Rédaction : Maître Liu Honglin
Introduction
Un certain jour, dans un lieu indéterminé, la police a transféré de nuit un ancien joueur de cryptomonnaies nommé Zhang San du sud vers le nord.
En repensant à l'irruption soudaine des forces de l’ordre chez lui, Zhang San ressent encore de l’anxiété, voire une impression de surrealistes. Des techniciens d'une entreprise de sécurité auraient accompagné les policiers lors de son arrestation. Aidés par ces experts, les agents ont saisi tous les objets présents chez Zhang San : téléphones, ordinateurs, portefeuilles matériels (cold wallets), cartes bancaires en devises étrangères, etc.
Arrivé au poste de police, Zhang San a été interrogé tard dans la nuit. Pendant cet interrogatoire, on lui a demandé de signer une autorisation stipulant qu’en vue de combattre la criminalité et d’éviter toute perte patrimoniale aux victimes, il autorisait volontairement la police à procéder à la disposition judiciaire des cryptomonnaies détenues dans ses portefeuilles matériels et sur les plateformes d’échange.
Bien que Zhang San ait trouvé cela étrange – après tout, l'enquête n’était pas encore terminée –, il a estimé nécessaire de coopérer avec la police, considérant qu’il s’agissait d’un devoir civique. Il a donc signé l’autorisation et fourni ses identifiants et mots de passe pour les comptes sur les plateformes d’échange. Par la suite, les cryptomonnaies contenues dans son portefeuille matériel ainsi que celles sur les plateformes ont été transférées puis vendues par l’entreprise de sécurité.
Quelques jours plus tard, Zhang San a rencontré un avocat. Après plusieurs échanges entre l’avocat et la police, Zhang San a été libéré sous caution. Une fois sorti, il s’est renseigné auprès de ses amis du milieu et a appris que l’entreprise ayant assisté la police locale dans la gestion de ses actifs numériques avait empoché des frais de service dépassant le million de yuans grâce à cette seule opération.
Précisons que l’histoire ci-dessus est fictive, mais que les éléments qui la composent sont réels. Des scènes similaires se produisent probablement chaque jour parmi les utilisateurs de cryptomonnaies.
01 Le secret indicible du secteur blockchain
En septembre 2021, dix départements gouvernementaux chinois ont publié conjointement un document intitulé « Avis sur la prévention et la gestion accrues des risques liés à la spéculation et aux transactions de cryptomonnaies » (appelé couramment « politique du 24 septembre »). Ce texte qualifie les cryptomonnaies et les activités associées d’activités financières illégales ; précise que les cryptomonnaies n’ont pas le même statut juridique que la monnaie légale ; interdit les activités liées aux cryptomonnaies, y compris celles offertes par des plateformes étrangères aux résidents chinois via Internet ; et met en garde contre les risques juridiques encourus par les investisseurs. Toute activité criminelle découlant de ces pratiques illégales fera l’objet de poursuites pénales.
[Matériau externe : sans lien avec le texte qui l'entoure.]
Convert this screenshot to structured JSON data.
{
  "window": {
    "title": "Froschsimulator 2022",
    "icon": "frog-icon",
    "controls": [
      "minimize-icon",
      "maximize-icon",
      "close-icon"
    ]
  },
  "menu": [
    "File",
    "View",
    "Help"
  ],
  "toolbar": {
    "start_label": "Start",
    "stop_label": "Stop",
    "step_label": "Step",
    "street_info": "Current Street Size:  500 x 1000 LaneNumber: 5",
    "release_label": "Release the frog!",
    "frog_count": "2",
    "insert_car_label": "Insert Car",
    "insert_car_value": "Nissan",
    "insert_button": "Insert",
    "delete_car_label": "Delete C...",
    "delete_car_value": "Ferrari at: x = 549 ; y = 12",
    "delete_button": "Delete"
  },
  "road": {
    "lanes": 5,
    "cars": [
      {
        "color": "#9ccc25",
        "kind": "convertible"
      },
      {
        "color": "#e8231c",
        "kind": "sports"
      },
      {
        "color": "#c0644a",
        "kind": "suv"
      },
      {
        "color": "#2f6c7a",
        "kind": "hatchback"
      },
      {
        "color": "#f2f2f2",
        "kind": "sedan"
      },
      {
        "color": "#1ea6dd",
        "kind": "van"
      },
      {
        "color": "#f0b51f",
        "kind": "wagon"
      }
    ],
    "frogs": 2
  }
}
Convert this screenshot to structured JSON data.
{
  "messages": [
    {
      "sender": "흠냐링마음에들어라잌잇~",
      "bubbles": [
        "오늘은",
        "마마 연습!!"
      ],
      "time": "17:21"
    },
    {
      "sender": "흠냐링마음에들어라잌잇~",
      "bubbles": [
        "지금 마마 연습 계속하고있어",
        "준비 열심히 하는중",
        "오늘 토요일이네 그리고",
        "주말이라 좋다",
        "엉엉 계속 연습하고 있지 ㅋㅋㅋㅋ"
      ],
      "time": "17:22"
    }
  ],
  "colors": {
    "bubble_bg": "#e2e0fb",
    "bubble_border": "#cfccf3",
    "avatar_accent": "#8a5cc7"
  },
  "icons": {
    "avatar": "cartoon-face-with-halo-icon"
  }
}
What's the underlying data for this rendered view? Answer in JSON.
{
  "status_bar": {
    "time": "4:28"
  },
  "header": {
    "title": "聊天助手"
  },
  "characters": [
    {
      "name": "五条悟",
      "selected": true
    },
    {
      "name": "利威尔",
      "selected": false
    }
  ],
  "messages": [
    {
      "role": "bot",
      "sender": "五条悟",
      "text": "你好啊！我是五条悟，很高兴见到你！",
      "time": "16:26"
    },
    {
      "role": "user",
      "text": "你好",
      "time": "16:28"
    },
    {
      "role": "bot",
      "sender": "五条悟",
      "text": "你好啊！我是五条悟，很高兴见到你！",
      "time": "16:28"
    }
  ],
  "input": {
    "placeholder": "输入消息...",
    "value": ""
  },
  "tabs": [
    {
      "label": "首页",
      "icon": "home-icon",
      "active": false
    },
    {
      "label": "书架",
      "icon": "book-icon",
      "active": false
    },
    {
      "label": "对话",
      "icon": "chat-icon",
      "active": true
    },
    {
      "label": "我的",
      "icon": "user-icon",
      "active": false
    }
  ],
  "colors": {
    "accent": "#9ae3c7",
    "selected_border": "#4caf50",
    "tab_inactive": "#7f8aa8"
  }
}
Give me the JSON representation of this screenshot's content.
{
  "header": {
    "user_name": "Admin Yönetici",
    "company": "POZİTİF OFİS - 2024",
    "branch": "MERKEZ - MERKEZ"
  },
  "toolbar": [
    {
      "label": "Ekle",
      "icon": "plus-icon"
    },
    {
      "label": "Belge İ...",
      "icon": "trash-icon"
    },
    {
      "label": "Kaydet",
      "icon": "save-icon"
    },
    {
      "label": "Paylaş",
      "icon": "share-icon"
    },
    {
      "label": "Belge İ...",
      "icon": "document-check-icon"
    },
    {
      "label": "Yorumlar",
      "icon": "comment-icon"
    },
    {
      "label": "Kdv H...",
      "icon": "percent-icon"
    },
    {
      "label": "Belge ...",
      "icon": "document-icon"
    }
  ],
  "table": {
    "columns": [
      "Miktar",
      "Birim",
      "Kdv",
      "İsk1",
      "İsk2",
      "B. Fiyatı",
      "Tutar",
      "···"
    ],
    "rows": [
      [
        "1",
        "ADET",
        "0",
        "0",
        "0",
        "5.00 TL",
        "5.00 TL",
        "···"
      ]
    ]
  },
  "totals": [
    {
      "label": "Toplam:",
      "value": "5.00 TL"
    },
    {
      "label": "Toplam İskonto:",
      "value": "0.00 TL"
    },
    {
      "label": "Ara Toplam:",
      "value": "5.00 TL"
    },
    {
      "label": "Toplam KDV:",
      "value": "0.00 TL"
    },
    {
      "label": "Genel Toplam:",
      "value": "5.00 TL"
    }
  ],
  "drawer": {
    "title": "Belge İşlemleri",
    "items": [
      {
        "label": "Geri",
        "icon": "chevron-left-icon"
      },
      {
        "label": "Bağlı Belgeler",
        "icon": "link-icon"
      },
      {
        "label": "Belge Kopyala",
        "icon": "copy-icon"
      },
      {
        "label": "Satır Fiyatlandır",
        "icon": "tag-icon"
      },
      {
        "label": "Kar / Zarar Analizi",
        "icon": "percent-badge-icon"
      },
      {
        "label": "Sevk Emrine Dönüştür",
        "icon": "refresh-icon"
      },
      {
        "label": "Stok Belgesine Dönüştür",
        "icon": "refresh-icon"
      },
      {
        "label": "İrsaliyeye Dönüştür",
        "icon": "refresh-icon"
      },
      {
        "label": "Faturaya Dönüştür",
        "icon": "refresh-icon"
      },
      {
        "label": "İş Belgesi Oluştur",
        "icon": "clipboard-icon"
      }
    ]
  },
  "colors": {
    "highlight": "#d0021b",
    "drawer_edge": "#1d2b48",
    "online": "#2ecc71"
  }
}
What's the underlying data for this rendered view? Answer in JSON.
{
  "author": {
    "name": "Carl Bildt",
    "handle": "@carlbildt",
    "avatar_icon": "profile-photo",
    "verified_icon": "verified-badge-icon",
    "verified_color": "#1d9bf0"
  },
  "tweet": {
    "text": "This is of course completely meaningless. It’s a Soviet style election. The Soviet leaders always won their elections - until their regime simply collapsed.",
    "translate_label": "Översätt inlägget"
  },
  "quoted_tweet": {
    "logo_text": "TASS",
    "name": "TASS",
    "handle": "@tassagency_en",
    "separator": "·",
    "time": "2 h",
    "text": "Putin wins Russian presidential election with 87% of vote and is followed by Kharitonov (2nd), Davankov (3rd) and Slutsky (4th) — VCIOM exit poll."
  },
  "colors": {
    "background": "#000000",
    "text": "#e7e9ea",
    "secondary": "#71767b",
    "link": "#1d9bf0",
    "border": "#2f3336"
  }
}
La politique du 24 septembre marque la fin de toute légalité pour les entreprises ou individus proposant en Chine continentale des services commerciaux d’échange entre cryptomonnaies et yuans. Toutefois, avec l’utilisation croissante des cryptomonnaies par les groupes criminels, les affaires pénales impliquant des cryptomonnaies deviennent de plus en plus fréquentes, tout comme leurs montants.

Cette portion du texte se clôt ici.